Innovation is brought to the group by having a new Director every two years. Over a period of time all sectors in BN can therefore be represented, bring new viewpoints and fresh ideas.
Stability and continuity is achieved by having a Director Elect and Outgoing Director as well as full Director; subsequent Directors therefore overlap, and each spends a total of six years in the Group.
Please feel free to contact members of the Steering Group (see BN Directory for contact details). Your thoughts and ideas are always very welcome.
"It's a very exciting time for neuroscience in Bristol. Through our Strategic Plan, BN can consolidate its strengths and push forward the UK's research agenda for neuroscience."
Professor Richard Apps
Professor Richard Apps is well-placed to lead the neuroscience community in Bristol.
He has a long association with the University, a passion for neuroscience, wide-ranging experience of roles in the University, research councils, and academic societies, as well as an ambition and commitment to drive BN forward and have greater impact at an international level.
Richard sees the chief priority during his time as Director as taking our Strategy Plan from paper and turning into reality. Launched in spring 2011, with input from across the BN community, the BN Stratgey describes our vision for neuroscience over the next 5-10 years.
"It's a very exciting time for neuroscience in Bristol. Developments such as the new research-dedicated MRI centre, CRIC, relocation of clinical neurosciences to the forthcoming flagship hospital at Southmead, and new investment in training, e.g the Wellcome Trust Neural Dynamics PhD programme, mean that BN can consolidate its strengths and push forward the UK's research agenda for neuroscience." said Richard.
"Strengthening cross-disciplinary research is, I think, of paramount importance. Linking neuroscientists with engineers, chemists, mathematicians and clinicians is how BN can make the really significant breakthroughs in fundamental and clinical research, and bring lasting benefits across society."

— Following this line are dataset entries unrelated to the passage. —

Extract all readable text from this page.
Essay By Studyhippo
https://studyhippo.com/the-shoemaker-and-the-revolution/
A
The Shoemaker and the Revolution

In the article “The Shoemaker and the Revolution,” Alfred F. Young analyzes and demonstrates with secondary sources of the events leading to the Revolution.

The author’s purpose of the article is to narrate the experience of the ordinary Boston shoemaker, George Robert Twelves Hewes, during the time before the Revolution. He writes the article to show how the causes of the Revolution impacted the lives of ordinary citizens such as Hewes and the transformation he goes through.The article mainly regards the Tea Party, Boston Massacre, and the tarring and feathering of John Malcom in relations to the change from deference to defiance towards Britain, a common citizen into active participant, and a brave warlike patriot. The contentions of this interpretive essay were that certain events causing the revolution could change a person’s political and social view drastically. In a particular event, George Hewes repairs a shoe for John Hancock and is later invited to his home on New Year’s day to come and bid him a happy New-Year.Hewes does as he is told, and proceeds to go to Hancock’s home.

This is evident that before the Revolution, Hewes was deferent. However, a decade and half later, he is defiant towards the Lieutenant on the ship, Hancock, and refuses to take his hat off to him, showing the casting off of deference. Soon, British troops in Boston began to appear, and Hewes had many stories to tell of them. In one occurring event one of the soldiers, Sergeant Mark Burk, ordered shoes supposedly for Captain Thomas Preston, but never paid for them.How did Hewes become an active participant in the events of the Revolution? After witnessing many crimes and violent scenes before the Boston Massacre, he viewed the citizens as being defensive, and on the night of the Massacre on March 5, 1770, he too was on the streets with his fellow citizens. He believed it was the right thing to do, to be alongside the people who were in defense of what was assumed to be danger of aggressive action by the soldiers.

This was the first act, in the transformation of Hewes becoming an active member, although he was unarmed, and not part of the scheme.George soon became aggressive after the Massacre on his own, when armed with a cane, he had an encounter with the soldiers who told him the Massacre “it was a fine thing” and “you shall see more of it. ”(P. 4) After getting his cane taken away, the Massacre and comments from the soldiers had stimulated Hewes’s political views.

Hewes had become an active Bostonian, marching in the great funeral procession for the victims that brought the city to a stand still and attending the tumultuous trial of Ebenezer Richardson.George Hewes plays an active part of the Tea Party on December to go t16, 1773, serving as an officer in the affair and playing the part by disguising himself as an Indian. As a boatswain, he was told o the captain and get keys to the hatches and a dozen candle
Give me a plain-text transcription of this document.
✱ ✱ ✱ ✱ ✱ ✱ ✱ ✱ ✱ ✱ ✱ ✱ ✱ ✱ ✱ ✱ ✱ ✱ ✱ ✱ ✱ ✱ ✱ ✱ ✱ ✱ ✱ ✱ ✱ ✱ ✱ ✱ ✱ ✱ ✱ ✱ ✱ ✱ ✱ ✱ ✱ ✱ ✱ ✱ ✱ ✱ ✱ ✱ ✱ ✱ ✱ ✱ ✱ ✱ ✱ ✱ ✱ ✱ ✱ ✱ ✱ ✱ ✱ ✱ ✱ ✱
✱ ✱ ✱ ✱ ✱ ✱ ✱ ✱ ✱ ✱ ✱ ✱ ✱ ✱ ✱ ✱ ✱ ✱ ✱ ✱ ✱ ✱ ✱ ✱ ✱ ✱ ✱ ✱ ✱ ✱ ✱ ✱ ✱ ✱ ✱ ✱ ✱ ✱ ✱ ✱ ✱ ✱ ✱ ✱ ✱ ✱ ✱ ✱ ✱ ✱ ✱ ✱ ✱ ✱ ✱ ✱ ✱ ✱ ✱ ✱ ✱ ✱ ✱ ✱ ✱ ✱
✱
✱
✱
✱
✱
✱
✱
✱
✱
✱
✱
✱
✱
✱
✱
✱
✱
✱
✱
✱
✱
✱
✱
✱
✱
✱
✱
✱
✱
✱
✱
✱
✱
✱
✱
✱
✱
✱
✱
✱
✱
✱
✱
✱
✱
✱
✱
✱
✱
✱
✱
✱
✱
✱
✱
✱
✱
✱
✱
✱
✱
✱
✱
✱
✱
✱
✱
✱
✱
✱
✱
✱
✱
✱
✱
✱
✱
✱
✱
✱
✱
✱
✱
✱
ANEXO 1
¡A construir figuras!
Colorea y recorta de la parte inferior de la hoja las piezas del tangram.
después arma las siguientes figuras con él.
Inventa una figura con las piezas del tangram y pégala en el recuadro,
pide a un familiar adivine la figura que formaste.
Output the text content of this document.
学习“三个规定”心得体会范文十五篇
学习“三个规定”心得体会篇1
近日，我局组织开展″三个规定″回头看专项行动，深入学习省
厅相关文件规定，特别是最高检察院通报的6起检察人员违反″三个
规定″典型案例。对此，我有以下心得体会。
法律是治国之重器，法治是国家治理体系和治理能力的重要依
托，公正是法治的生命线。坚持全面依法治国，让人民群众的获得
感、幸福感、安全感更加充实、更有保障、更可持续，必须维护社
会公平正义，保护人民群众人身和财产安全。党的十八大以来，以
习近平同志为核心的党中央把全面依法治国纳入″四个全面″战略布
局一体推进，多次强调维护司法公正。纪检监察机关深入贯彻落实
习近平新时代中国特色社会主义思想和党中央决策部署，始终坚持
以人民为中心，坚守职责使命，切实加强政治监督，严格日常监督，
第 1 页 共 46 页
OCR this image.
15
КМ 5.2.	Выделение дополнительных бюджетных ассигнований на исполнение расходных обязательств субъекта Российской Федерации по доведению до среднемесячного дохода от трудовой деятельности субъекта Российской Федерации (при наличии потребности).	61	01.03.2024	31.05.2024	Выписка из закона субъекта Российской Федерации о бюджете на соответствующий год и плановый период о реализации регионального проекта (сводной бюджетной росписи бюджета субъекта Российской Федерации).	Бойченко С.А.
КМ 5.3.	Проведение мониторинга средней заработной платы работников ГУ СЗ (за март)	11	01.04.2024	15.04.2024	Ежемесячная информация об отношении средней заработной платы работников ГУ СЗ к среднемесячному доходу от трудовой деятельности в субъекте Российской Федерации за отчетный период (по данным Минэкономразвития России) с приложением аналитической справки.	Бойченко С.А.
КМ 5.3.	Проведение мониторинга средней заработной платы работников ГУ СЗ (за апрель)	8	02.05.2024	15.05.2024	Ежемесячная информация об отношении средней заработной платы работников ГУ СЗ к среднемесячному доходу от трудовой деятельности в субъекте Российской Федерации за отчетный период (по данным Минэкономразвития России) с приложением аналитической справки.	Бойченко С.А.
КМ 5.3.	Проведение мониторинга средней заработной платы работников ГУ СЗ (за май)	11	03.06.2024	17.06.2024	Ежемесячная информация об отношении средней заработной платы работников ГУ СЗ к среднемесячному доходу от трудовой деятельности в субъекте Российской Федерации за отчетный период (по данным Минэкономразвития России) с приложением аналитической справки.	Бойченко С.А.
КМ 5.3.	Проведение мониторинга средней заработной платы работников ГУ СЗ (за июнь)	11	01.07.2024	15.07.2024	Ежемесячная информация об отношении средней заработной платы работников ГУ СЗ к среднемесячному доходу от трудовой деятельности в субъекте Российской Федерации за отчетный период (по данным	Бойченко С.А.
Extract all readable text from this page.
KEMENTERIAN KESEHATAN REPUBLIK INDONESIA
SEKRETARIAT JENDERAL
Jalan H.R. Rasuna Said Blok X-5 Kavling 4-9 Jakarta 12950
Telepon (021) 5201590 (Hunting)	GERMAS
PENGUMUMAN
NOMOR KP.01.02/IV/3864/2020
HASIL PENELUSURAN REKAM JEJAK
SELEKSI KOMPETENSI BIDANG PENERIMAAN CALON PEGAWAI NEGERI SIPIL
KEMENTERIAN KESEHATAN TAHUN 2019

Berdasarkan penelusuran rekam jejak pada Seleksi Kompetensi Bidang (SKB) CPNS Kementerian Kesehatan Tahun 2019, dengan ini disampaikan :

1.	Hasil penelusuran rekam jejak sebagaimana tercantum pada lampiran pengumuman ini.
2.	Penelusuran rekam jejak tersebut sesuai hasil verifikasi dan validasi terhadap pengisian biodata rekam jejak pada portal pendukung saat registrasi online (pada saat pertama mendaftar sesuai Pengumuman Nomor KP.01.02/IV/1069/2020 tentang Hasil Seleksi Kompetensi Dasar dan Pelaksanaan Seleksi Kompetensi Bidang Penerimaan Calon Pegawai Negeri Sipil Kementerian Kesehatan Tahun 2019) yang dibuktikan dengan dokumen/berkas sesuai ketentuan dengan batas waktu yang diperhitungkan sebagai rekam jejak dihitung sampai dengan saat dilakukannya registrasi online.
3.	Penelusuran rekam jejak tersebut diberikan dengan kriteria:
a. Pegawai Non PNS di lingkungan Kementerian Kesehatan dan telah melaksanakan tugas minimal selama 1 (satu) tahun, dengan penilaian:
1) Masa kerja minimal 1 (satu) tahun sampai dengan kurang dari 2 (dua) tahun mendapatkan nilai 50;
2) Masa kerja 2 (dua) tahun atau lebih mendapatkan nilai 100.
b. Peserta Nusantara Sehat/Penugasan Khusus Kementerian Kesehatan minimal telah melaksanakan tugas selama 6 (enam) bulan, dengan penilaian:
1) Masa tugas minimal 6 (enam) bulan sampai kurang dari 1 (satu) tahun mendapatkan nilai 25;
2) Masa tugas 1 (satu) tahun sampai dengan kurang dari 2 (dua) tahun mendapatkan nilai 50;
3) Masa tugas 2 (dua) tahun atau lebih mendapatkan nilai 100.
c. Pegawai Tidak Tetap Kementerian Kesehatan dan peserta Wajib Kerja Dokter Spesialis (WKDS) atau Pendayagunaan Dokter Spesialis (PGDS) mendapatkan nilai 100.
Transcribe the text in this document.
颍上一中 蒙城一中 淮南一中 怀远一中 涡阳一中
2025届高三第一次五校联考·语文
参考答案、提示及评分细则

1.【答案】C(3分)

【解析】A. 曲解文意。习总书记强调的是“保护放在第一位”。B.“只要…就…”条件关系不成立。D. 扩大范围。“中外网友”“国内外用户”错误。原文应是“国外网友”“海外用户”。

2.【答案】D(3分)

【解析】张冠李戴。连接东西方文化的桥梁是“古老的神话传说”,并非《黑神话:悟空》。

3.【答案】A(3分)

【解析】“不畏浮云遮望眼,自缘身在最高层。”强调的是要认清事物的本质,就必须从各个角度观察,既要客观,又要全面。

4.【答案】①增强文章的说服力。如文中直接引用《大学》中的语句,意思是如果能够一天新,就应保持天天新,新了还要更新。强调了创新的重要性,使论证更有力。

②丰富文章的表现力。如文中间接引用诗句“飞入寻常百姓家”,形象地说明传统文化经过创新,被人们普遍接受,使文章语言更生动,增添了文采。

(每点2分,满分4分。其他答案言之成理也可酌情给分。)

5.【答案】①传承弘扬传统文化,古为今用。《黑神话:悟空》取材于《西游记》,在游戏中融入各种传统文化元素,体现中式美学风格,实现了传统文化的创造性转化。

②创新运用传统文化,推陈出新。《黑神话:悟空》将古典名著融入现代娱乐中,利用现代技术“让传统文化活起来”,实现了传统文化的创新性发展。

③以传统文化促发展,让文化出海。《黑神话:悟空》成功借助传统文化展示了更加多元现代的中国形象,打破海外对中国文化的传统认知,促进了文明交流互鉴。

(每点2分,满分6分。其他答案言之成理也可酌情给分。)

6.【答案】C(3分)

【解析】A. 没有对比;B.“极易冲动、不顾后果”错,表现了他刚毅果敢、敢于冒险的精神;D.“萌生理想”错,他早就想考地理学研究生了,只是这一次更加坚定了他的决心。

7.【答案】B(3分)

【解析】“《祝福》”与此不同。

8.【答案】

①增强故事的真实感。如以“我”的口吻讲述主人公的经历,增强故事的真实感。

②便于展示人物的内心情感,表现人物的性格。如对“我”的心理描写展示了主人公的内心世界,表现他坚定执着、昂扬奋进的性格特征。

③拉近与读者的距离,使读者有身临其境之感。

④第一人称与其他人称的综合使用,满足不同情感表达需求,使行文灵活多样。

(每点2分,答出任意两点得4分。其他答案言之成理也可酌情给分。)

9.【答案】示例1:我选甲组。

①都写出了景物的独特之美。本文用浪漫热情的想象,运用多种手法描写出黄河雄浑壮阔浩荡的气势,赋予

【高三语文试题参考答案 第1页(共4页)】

"I see joint supervision of studentships as the engine house to drive these links. As Director of an MRC Capacity Building PhD programme, a Wellcome Trust PhD programme and co-founder of a new MRes Neuroscience course I have plenty of relevant experience that I can bring to developing such training intiatives in BN."
"Collaboration at individual and organisational levels, particularly through training, will underpin BN's abilty to make an increasingly important contribution to international neuroscience research."
Richard’s own field of expertise lies in the neuroscience of neuronal pathways and circuitry. In particular, he studies motor systems, looking at the role of the cerebellum in movement control and the way that cerebellar pathways are rmodulated during behaviour. (More on his research).
His PhD training was carried out at the University of Bristol in the late 1980s, studying the cerebellum under the supervision of Professor David Armstrong. Richard continued as permanent member of staff, was promoted to a Personal Chair in Neuroscience in 2007, and he plays an active and important part in University life; he is Theme Leader for systems neuroscience in the School of Physiology and Pharmacology, heavily involved in teaching and training, and he is also a REF panel member.